Each person is a soul with a special role to play in the world.

He returned to Jerusalem in the end of 2007, just in time for Rosh Hashana and Yom Kippur, and since then has been learning full time at Aish HaTorah . "It's an inspiring place, a Jewish education in an open environment," he says. "I used to fear that if I became religious, I would have to be black and white, losing my own real self and talents. I found at Aish that in Judaism, each person is a neshama (soul) who has a special role to play in the world. Every Jew has his way to serve the Almighty."

Trekking Across Israel

Cohen will live out his own individual form of Jewish self-expression by embarking on a grueling hike across the length and breadth of the Land of Israel, a fundraising effort aimed at gaining financial support for impoverished children. The challenging trek extends some 950 kilometers, from Tel Dan in the northern Lebanese border to southern Eilat, and includes mountains and waterfalls as well as deserts, beaches, and cities.

Some of the funds are allocated to two projects for underprivileged Jewish children in Israel. One is called Beit Hayeled, where abandoned and abused youngsters are nurtured at a warm, loving children's home on a religious kibbutz in northern Israel. Another is the Forgotten People Fund, helping the plight of Ethiopian Jewish children in Netanya. That organization strives to alleviate the suffering caused by poverty, unemployment and domestic violence in the Ethiopian community.

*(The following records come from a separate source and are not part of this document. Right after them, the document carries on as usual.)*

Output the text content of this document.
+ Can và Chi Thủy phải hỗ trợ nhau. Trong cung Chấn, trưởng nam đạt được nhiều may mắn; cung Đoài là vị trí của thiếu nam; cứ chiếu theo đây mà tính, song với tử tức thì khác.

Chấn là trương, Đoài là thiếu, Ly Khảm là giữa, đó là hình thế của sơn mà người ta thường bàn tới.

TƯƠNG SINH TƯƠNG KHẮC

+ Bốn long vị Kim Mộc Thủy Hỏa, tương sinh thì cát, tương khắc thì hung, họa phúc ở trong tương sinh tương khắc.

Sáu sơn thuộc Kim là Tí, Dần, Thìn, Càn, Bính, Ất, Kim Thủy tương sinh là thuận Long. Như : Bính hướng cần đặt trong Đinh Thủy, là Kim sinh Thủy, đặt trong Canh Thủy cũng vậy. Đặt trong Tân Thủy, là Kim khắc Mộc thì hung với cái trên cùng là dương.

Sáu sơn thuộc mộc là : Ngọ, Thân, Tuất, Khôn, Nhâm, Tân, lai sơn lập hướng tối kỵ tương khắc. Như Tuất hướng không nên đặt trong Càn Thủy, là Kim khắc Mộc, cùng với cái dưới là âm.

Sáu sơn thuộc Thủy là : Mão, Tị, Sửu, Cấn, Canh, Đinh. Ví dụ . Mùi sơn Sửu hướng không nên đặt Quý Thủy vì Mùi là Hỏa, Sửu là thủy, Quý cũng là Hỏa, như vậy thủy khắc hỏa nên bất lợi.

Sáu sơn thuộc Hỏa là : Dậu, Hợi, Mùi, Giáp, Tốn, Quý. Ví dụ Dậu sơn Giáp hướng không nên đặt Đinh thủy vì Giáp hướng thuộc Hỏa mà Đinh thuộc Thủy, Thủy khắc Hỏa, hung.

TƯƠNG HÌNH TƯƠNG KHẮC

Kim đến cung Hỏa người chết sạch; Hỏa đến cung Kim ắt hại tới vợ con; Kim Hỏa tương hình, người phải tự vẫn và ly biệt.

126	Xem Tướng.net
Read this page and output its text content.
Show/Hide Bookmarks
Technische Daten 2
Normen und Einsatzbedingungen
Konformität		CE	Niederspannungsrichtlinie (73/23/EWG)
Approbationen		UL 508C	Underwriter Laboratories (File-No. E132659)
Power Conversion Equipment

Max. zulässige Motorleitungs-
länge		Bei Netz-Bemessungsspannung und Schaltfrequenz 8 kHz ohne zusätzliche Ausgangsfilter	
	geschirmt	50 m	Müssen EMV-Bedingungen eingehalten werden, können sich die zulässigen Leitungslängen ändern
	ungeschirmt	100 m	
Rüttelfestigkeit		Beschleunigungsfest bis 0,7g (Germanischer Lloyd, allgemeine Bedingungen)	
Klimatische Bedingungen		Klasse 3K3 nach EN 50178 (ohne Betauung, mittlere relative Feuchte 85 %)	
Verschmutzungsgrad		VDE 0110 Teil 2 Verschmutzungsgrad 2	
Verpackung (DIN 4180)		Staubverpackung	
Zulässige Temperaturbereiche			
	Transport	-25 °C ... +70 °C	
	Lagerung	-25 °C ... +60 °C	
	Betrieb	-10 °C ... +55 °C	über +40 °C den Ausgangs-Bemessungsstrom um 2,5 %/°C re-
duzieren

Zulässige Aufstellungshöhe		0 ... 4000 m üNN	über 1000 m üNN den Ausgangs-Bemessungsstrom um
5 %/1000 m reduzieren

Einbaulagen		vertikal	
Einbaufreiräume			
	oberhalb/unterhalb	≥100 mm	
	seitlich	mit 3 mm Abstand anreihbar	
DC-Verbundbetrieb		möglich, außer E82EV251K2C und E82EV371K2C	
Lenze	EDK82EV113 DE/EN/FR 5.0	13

Some of the funds raised will also go to support African children in the Malawi orphanage where he recently volunteered. This children's home, run by the Kuunika organization, feeds and educates over 200 children.

"The kids have so much potential and desire to achieve, but no real opportunity to realize their dreams," asserts Cohen. "I know the children well, since I spent time there teaching them, working the land, singing, dancing, doing exercise with them, trying to instill inspiration and hope into their lives." Now he wants to raise funds to give these impoverished African children food, a better education and ongoing support.

Cohen is convinced that it is his duty to help both Jewish and non-Jewish children, not to limit his charitable activities only to the needs of Jewish youngsters. "I don't believe God would take me to see these non-Jewish kids in need, if He didn't want me to help them," Cohen declares. "Every human being is created in God's image. The Almighty loves them also, and it's my duty to do something about their plight."

"I believe that we have a duty as Jews to look after our own Jewish 'family' first and foremost, and we shouldn't be ashamed to do so. Once we sort ourselves out, we can be of more help to the rest of the world. However, our duty does not necessarily end there. Our purpose is to fix the world (tikkun olam) and be a light unto the nations."